Globally you can’t shield them from the fact that war exists. You teach children about hunger and poverty. We teach about how wrong it is for people to be mistreated for being different but then have to point out often how that still happens. I spent my late teens and my twenties in a group whose mission was to expose racism and antisemitism to other kids around New York City. I recently saw parts of what I did all those years ago and was sad to see how much of the material is still so important to keep teaching today.

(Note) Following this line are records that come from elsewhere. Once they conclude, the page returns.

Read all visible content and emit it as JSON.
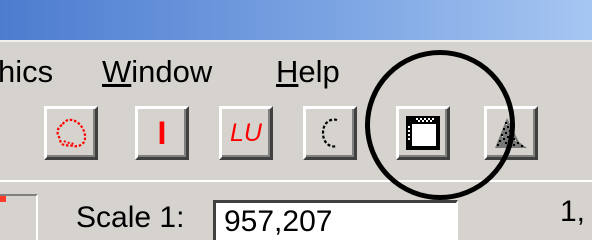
{
  "menubar": {
    "items": [
      {
        "label": "hics",
        "mnemonic_before": "",
        "mnemonic": "",
        "rest": "hics"
      },
      {
        "label": "Window",
        "mnemonic": "W",
        "rest": "indow"
      },
      {
        "label": "Help",
        "mnemonic": "H",
        "rest": "elp"
      }
    ]
  },
  "toolbar": {
    "buttons": [
      {
        "name": "lasso-select",
        "icon": "lasso-icon",
        "label": ""
      },
      {
        "name": "i-tool",
        "icon": "i-icon",
        "label": "I"
      },
      {
        "name": "lu-tool",
        "icon": "lu-icon",
        "label": "LU"
      },
      {
        "name": "c-tool",
        "icon": "c-icon",
        "label": "C"
      },
      {
        "name": "window-tool",
        "icon": "window-icon",
        "label": ""
      },
      {
        "name": "density-tool",
        "icon": "density-icon",
        "label": ""
      }
    ]
  },
  "statusbar": {
    "scale_label": "Scale 1:",
    "scale_value": "957,207",
    "right_text": "1,"
  },
  "colors": {
    "titlebar_start": "#4d7ccf",
    "titlebar_end": "#a6c6f2",
    "face": "#d6d3ce",
    "accent_red": "#ff0000"
  }
}
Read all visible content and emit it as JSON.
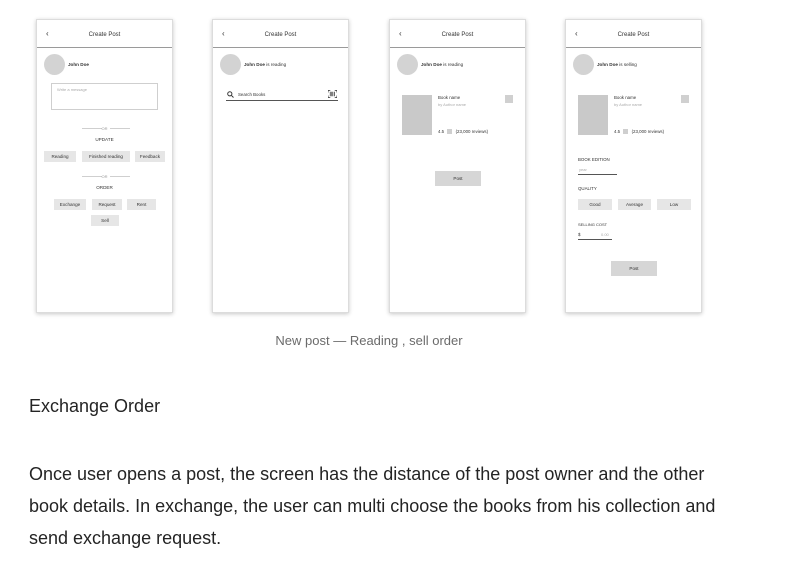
{
  "screens": [
    {
      "title": "Create Post",
      "user": "John Doe",
      "message_placeholder": "Write a message",
      "or_label": "OR",
      "update_label": "UPDATE",
      "update_buttons": [
        "Reading",
        "Finished reading",
        "Feedback"
      ],
      "or_label_2": "OR",
      "order_label": "ORDER",
      "order_buttons": [
        "Exchange",
        "Request",
        "Rent",
        "Sell"
      ]
    },
    {
      "title": "Create Post",
      "user": "John Doe",
      "status": "is reading",
      "search_placeholder": "Search Books"
    },
    {
      "title": "Create Post",
      "user": "John Doe",
      "status": "is reading",
      "book_name": "Book name",
      "author": "by Author name",
      "rating": "4.5",
      "reviews": "(23,000 reviews)",
      "post_button": "Post"
    },
    {
      "title": "Create Post",
      "user": "John Doe",
      "status": "is selling",
      "book_name": "Book name",
      "author": "by Author name",
      "rating": "4.5",
      "reviews": "(23,000 reviews)",
      "edition_label": "BOOK EDITION",
      "edition_placeholder": "year",
      "quality_label": "QUALITY",
      "quality_options": [
        "Good",
        "Average",
        "Low"
      ],
      "cost_label": "SELLING COST",
      "currency": "$",
      "cost_placeholder": "0.00",
      "post_button": "Post"
    }
  ],
  "caption": "New post — Reading , sell order",
  "section_heading": "Exchange Order",
  "paragraph": "Once user opens a post, the screen has the distance of the post owner and the other book details. In exchange, the user can multi choose the books from his collection and send exchange request."
}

I know I am not alone in wanting to teach our children to have an innate sense of gratitude for what we do have, and we have a lot. We are not hungry or poor, we are healthy, and that is not only enough, but also a lot. There is a question looming for me though about how as people we are evolving going forward. With technology drastically changing the way we interact with each other, I can see it daily when most of my children’s friends have trouble making eye contact. When my friend told me that my daughter was the only child at her son’s birthday party who said “thank you” for having her, I didn’t think to myself that I did a good job parenting her. I thought instead, what is happening to people that manners are so rarely taught the same anymore. We all had to live through the pandemic, but our children in important developmental years of their lives were isolated from peers. That has its ramifications and it is hard to ignore how apparent they are now.

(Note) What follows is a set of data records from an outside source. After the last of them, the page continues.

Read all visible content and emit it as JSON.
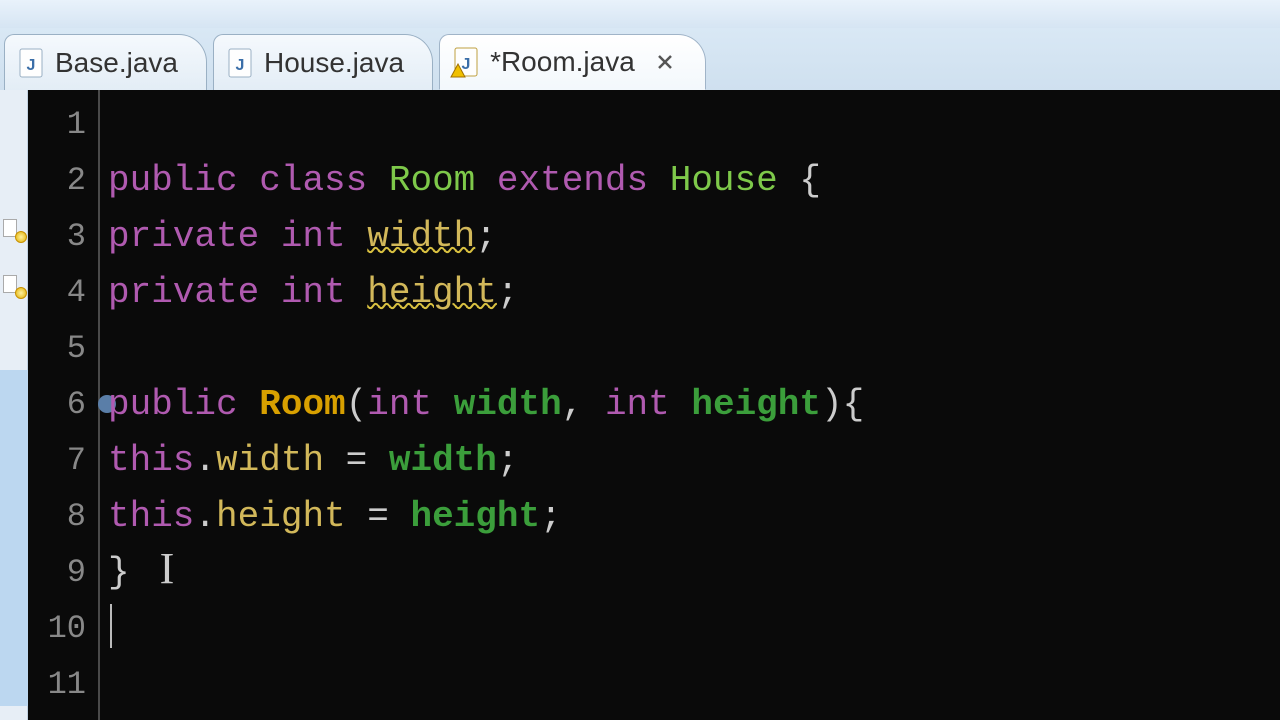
{
  "tabs": [
    {
      "label": "Base.java",
      "active": false,
      "dirty": false,
      "hasWarning": false
    },
    {
      "label": "House.java",
      "active": false,
      "dirty": false,
      "hasWarning": false
    },
    {
      "label": "*Room.java",
      "active": true,
      "dirty": true,
      "hasWarning": true
    }
  ],
  "gutter": {
    "start": 1,
    "end": 11,
    "highlighted": [
      6,
      7,
      8,
      9,
      10,
      11
    ],
    "warningLines": [
      3,
      4
    ],
    "breakpointLine": 6
  },
  "code": {
    "lines": [
      {
        "n": 1,
        "tokens": []
      },
      {
        "n": 2,
        "tokens": [
          {
            "t": "public ",
            "c": "kw"
          },
          {
            "t": "class ",
            "c": "kw"
          },
          {
            "t": "Room ",
            "c": "cls"
          },
          {
            "t": "extends ",
            "c": "kw"
          },
          {
            "t": "House ",
            "c": "cls2"
          },
          {
            "t": "{",
            "c": "punct"
          }
        ]
      },
      {
        "n": 3,
        "indent": 1,
        "tokens": [
          {
            "t": "private ",
            "c": "kw"
          },
          {
            "t": "int ",
            "c": "type1"
          },
          {
            "t": "width",
            "c": "field",
            "wavy": true
          },
          {
            "t": ";",
            "c": "punct"
          }
        ]
      },
      {
        "n": 4,
        "indent": 1,
        "tokens": [
          {
            "t": "private ",
            "c": "kw"
          },
          {
            "t": "int ",
            "c": "type1"
          },
          {
            "t": "height",
            "c": "field",
            "wavy": true
          },
          {
            "t": ";",
            "c": "punct"
          }
        ]
      },
      {
        "n": 5,
        "tokens": []
      },
      {
        "n": 6,
        "indent": 1,
        "tokens": [
          {
            "t": "public ",
            "c": "kw"
          },
          {
            "t": "Room",
            "c": "ctor"
          },
          {
            "t": "(",
            "c": "punct"
          },
          {
            "t": "int ",
            "c": "type1"
          },
          {
            "t": "width",
            "c": "param"
          },
          {
            "t": ", ",
            "c": "punct"
          },
          {
            "t": "int ",
            "c": "type1"
          },
          {
            "t": "height",
            "c": "param"
          },
          {
            "t": "){",
            "c": "punct"
          }
        ]
      },
      {
        "n": 7,
        "indent": 2,
        "tokens": [
          {
            "t": "this",
            "c": "this"
          },
          {
            "t": ".",
            "c": "punct"
          },
          {
            "t": "width",
            "c": "field"
          },
          {
            "t": " = ",
            "c": "punct"
          },
          {
            "t": "width",
            "c": "param"
          },
          {
            "t": ";",
            "c": "punct"
          }
        ]
      },
      {
        "n": 8,
        "indent": 2,
        "tokens": [
          {
            "t": "this",
            "c": "this"
          },
          {
            "t": ".",
            "c": "punct"
          },
          {
            "t": "height",
            "c": "field"
          },
          {
            "t": " = ",
            "c": "punct"
          },
          {
            "t": "height",
            "c": "param"
          },
          {
            "t": ";",
            "c": "punct"
          }
        ]
      },
      {
        "n": 9,
        "indent": 1,
        "tokens": [
          {
            "t": "}",
            "c": "punct"
          }
        ],
        "ibeamAfter": true
      },
      {
        "n": 10,
        "indent": 1,
        "tokens": [],
        "caret": true
      },
      {
        "n": 11,
        "tokens": []
      }
    ]
  },
  "icons": {
    "javaFile": "java-file-icon",
    "close": "close-icon",
    "warning": "warning-icon"
  },
  "colors": {
    "keyword": "#b05ab0",
    "className": "#7ec94a",
    "constructor": "#d8a000",
    "parameter": "#3b9e3b",
    "field": "#d2b85a",
    "editorBg": "#0a0a0a",
    "gutterFg": "#888888"
  }
}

This week my tolerance for adult behavior towards children wore thin. A teacher was condescending to my daughter in a way that only a power-hungry adult can be. It was over something small and what could have been a teachable moment if done respectfully, but instead it was patronizing. The only lesson my daughter learned from it was how to steer clear of the way this teacher overreacts. She learned from classmates that this is not an uncommon behavior for this woman, and to nod and agree when she goes off on you. I was upset to see something blown out of proportion and taken out on my daughter, but it made me realize how many horrible teachers I had and survived as a kid. I’ve been reading “Lessons In Chemistry” lately, and if you haven’t read it, I highly recommend it, but I almost couldn’t get past the first few chapters because it takes place in the fifties and women were so mistreated that it was hard to read. I do appreciate where we have made progress. 

My friend also was tested this week by immature adult behavior when her son was left out of a group not because he had any conflict with any of the other kids, but because one of the kid’s fathers held a grudge about his own son’s bad luck. The dad took his misplaced anger out on a different kid. If this makes no sense to you, trust me when I say it is because it makes no sense. People do strange things when they are hurting, and sometimes the easiest thing for them to do is hurt back. It is proven time and time again that this method does not work, but yet it doesn’t cease to occur. It reminds me to remind my children, and myself that we can’t explain everyone else's behavior. All we can do is try to be kind to one another, and show as much grace as we can when things go awry, because they will. We have come so far, but we still have a long way to go, and a lot we can learn.